Struktur tektonik hidrogeologis dan geotermal yang relevan di daerah vulkanik aktif ini termasuk kedalam
dua pola zona sesar, joint dan fracture pada skala yang berbeda. Munculnya beberapa mata air panas sebagian besar
dihubungkan oleh zona sesar sementara aliran fluida bawah permukaan dikontrol oleh kelurusan berarah NW-SE pada
wilayah studi oleh karena itu menyebabkan sifat hidrolik dan komposisi kimia sangat berbeda dari cairan. Ada dua
jenis cairan yang bisa secara kasar diklasifikasikan ke dalam air asam dan netral. Isotop menunjukkan asal meteorit
dari air tanah pada areal panas bumi. Elemen pelacakan variable Konsentrasi dipengaruhi oleh perbedaan dalam rezim
pelapukan dan kondisi ekuilibrium geokimia di akuifer.

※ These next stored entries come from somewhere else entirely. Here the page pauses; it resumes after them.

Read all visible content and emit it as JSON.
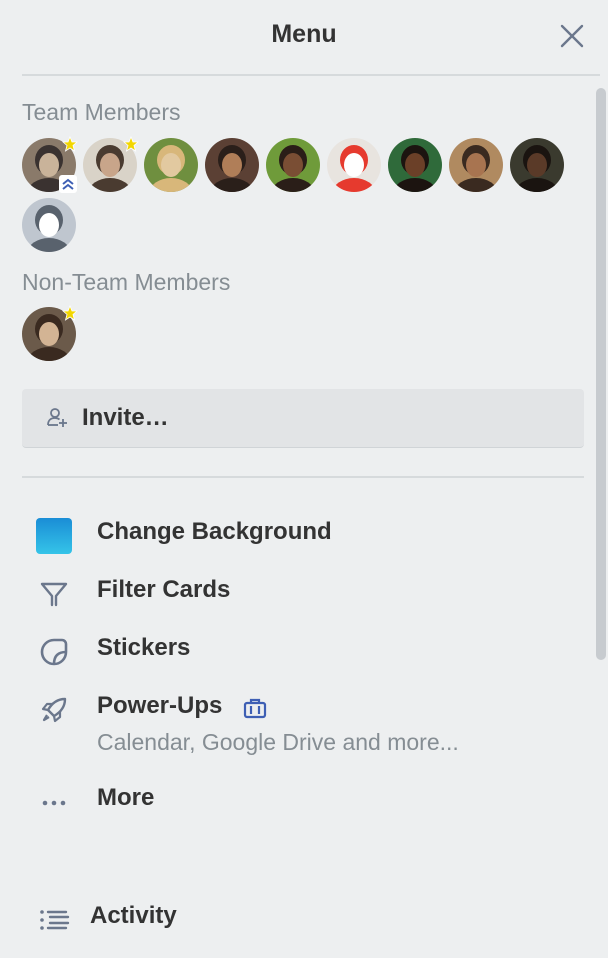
{
  "header": {
    "title": "Menu",
    "close_icon": "close-icon"
  },
  "team_members": {
    "label": "Team Members",
    "avatars": [
      {
        "name": "member-1",
        "admin": true,
        "chevrons": true,
        "colors": [
          "#8a7a6a",
          "#3a3230",
          "#c9b39a"
        ]
      },
      {
        "name": "member-2",
        "admin": true,
        "colors": [
          "#d9d3c8",
          "#4a3b30",
          "#c8a58a"
        ]
      },
      {
        "name": "member-3",
        "colors": [
          "#6f8f3f",
          "#d8b77a",
          "#e2c9a0"
        ]
      },
      {
        "name": "member-4",
        "colors": [
          "#5b4034",
          "#2a1f1a",
          "#b07e58"
        ]
      },
      {
        "name": "member-5",
        "colors": [
          "#6f9b3a",
          "#2a1e18",
          "#7a4e34"
        ]
      },
      {
        "name": "member-6",
        "colors": [
          "#e8e4df",
          "#e63a2e",
          "#ffffff"
        ]
      },
      {
        "name": "member-7",
        "colors": [
          "#2f6a3a",
          "#1c1410",
          "#6b4028"
        ]
      },
      {
        "name": "member-8",
        "colors": [
          "#b08a60",
          "#3a2a20",
          "#a87450"
        ]
      },
      {
        "name": "member-9",
        "colors": [
          "#3a3a2e",
          "#1a1410",
          "#5a3a28"
        ]
      },
      {
        "name": "member-10",
        "colors": [
          "#bfc6cf",
          "#59626d",
          "#ffffff"
        ]
      }
    ]
  },
  "non_team_members": {
    "label": "Non-Team Members",
    "avatars": [
      {
        "name": "non-member-1",
        "admin": true,
        "colors": [
          "#6b5a4a",
          "#3a2a20",
          "#d3b494"
        ]
      }
    ]
  },
  "invite": {
    "label": "Invite…",
    "icon": "add-person-icon"
  },
  "menu": {
    "change_background": "Change Background",
    "filter_cards": "Filter Cards",
    "stickers": "Stickers",
    "power_ups": "Power-Ups",
    "power_ups_sub": "Calendar, Google Drive and more...",
    "more": "More",
    "activity": "Activity"
  },
  "colors": {
    "accent_blue": "#1a8dd6",
    "business_icon": "#3e5fb4",
    "admin_star": "#f2d600"
  }
}
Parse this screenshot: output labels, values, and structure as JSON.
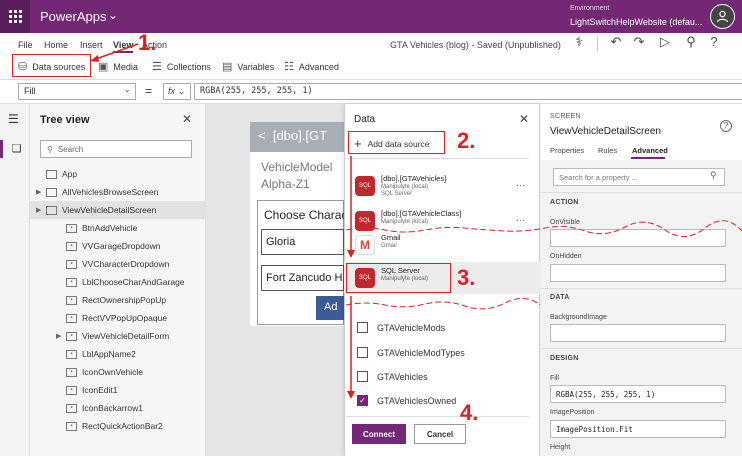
{
  "titlebar": {
    "app_title": "PowerApps",
    "env_label": "Environment",
    "env_name": "LightSwitchHelpWebsite (defau..."
  },
  "menu": {
    "items": [
      "File",
      "Home",
      "Insert",
      "View",
      "Action"
    ],
    "status": "GTA Vehicles (blog) - Saved (Unpublished)"
  },
  "ribbon": {
    "data_sources": "Data sources",
    "media": "Media",
    "collections": "Collections",
    "variables": "Variables",
    "advanced": "Advanced"
  },
  "formula": {
    "property": "Fill",
    "fx": "fx",
    "value": "RGBA(255, 255, 255, 1)"
  },
  "tree": {
    "title": "Tree view",
    "search_placeholder": "Search",
    "items": [
      {
        "label": "App",
        "indent": 0,
        "caret": false,
        "icon": "app",
        "selected": false
      },
      {
        "label": "AllVehiclesBrowseScreen",
        "indent": 0,
        "caret": true,
        "icon": "screen",
        "selected": false
      },
      {
        "label": "ViewVehicleDetailScreen",
        "indent": 0,
        "caret": true,
        "icon": "screen",
        "selected": true
      },
      {
        "label": "BtnAddVehicle",
        "indent": 1,
        "caret": false,
        "icon": "control",
        "selected": false
      },
      {
        "label": "VVGarageDropdown",
        "indent": 1,
        "caret": false,
        "icon": "control",
        "selected": false
      },
      {
        "label": "VVCharacterDropdown",
        "indent": 1,
        "caret": false,
        "icon": "control",
        "selected": false
      },
      {
        "label": "LblChooseCharAndGarage",
        "indent": 1,
        "caret": false,
        "icon": "control",
        "selected": false
      },
      {
        "label": "RectOwnershipPopUp",
        "indent": 1,
        "caret": false,
        "icon": "control",
        "selected": false
      },
      {
        "label": "RectVVPopUpOpaque",
        "indent": 1,
        "caret": false,
        "icon": "control",
        "selected": false
      },
      {
        "label": "ViewVehicleDetailForm",
        "indent": 1,
        "caret": true,
        "icon": "control",
        "selected": false
      },
      {
        "label": "LblAppName2",
        "indent": 1,
        "caret": false,
        "icon": "control",
        "selected": false
      },
      {
        "label": "IconOwnVehicle",
        "indent": 1,
        "caret": false,
        "icon": "control",
        "selected": false
      },
      {
        "label": "IconEdit1",
        "indent": 1,
        "caret": false,
        "icon": "control",
        "selected": false
      },
      {
        "label": "IconBackarrow1",
        "indent": 1,
        "caret": false,
        "icon": "control",
        "selected": false
      },
      {
        "label": "RectQuickActionBar2",
        "indent": 1,
        "caret": false,
        "icon": "control",
        "selected": false
      }
    ]
  },
  "preview": {
    "header": "[dbo].[GT",
    "back_arrow": "<",
    "model_label": "VehicleModel",
    "model_value": "Alpha-Z1",
    "choose": "Choose Characte",
    "gloria": "Gloria",
    "fort": "Fort Zancudo Ha",
    "add": "Ad"
  },
  "data_panel": {
    "title": "Data",
    "add_label": "Add data source",
    "sources": [
      {
        "name": "[dbo].[GTAVehicles]",
        "sub1": "Manipulyte (local)",
        "sub2": "SQL Server",
        "icon": "SQL"
      },
      {
        "name": "[dbo].[GTAVehicleClass]",
        "sub1": "Manipulyte (local)",
        "sub2": "",
        "icon": "SQL"
      },
      {
        "name": "Gmail",
        "sub1": "Gmail",
        "sub2": "",
        "icon": "M"
      },
      {
        "name": "SQL Server",
        "sub1": "Manipulyte (local)",
        "sub2": "",
        "icon": "SQL"
      }
    ],
    "tables": [
      {
        "name": "GTAVehicleMods",
        "checked": false
      },
      {
        "name": "GTAVehicleModTypes",
        "checked": false
      },
      {
        "name": "GTAVehicles",
        "checked": false
      },
      {
        "name": "GTAVehiclesOwned",
        "checked": true
      }
    ],
    "connect": "Connect",
    "cancel": "Cancel"
  },
  "props": {
    "kind": "SCREEN",
    "screen_name": "ViewVehicleDetailScreen",
    "tabs": [
      "Properties",
      "Rules",
      "Advanced"
    ],
    "search_placeholder": "Search for a property ...",
    "action_title": "ACTION",
    "on_visible": "OnVisible",
    "on_hidden": "OnHidden",
    "data_title": "DATA",
    "background_image": "BackgroundImage",
    "design_title": "DESIGN",
    "fill_label": "Fill",
    "fill_value": "RGBA(255, 255, 255, 1)",
    "image_position_label": "ImagePosition",
    "image_position_value": "ImagePosition.Fit",
    "height_label": "Height"
  },
  "annotations": [
    "1.",
    "2.",
    "3.",
    "4."
  ],
  "colors": {
    "accent": "#742774",
    "annotation": "#e02020",
    "sql_icon": "#c4262e"
  }
}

Batuan utama pada daerah Lahendong adalah andesit dan breksia. Berdasarkan sayatan tipis dari singkapan
batuan di permukaan dan mata air menggunakan bor didapatkan adanya perbedaan tingkat alterasi. Suhu yang
didapatkan berdasarkan geotermometer berkisar antara 232 0C – 3410C.
Kompartementalisasi reservoir berasal dari analisis medan tegangan dari elemen tektonik yang dikombinasikan
dengan interpretasi hidrogeologi. Anomali suhu dan air sungai menunjukkan infiltrasi air permukaan ke dalam zona
sesar. Lapangan geotermal Lahendong dibagi menjadi dua sub-reservoir secara horizontal kurang permeabel dan pola
fraktur permeabel sejajar dengan arah struktur utama. Studi kami menunjukkan bahwa analisis geologi-struktural di
kombinasikan dengan penyelidikan hidrotermal dan geokimia adalah alat penting untuk karakterisasi reservoir
geothermal dan prediksi keberlanjutan eksploitasi energi panas bumi.
Kata kunci : Konduktivitas hidraulik patahan, permeabiliatas langsung, geokimiahidro, interaksi batuan dengan air,
sistem entalpi tinggi, Phreeqc, Geothermometer, validasi model, model hidraulik termal.
1. Pendahuluan Lokasi dan Geologi daerah Penelitan
Wilayah studi ini terletak di Lahendong, Sulawesi Utara - Indonesia. Cekungan
yang menjadi danau dan gunung berapi memberikan ciri topografi serta didominasi oleh
vegetasi yang melimpah. Di zona iklim tropis ini, suhu rata-rata 25,9 ° C tahun dan curah
hujan tahunan tetap sekitar 2.662 mm (DWD, 2012).
Lapangan geotermal Lahendong, milik P.T. Pertamina Geothermal Energy,
memiliki kapasitas produksi 80 MWe yang disediakan oleh 8.300 ton uap melalui 10 sumur
produksi. Sumur vertikal dan miring menyediakan uap langsung untuk digunakan oleh
pembangkit listrik dan air, yang diinjeksi kembali di batas Utara daerah tersebut. Lahan
produksi terletak di bawah Danau Linau dan sisi Gunung Lengkoan (Gbr. 1). Kedalaman
vertikal sejati yang dicapai oleh sumur produksi berkisar antara 1.460 dan 2.499 m, yang
sesuai dengan 605 m hingga 1.643 m di bawah permukaan laut (Brehme dkk., 2014).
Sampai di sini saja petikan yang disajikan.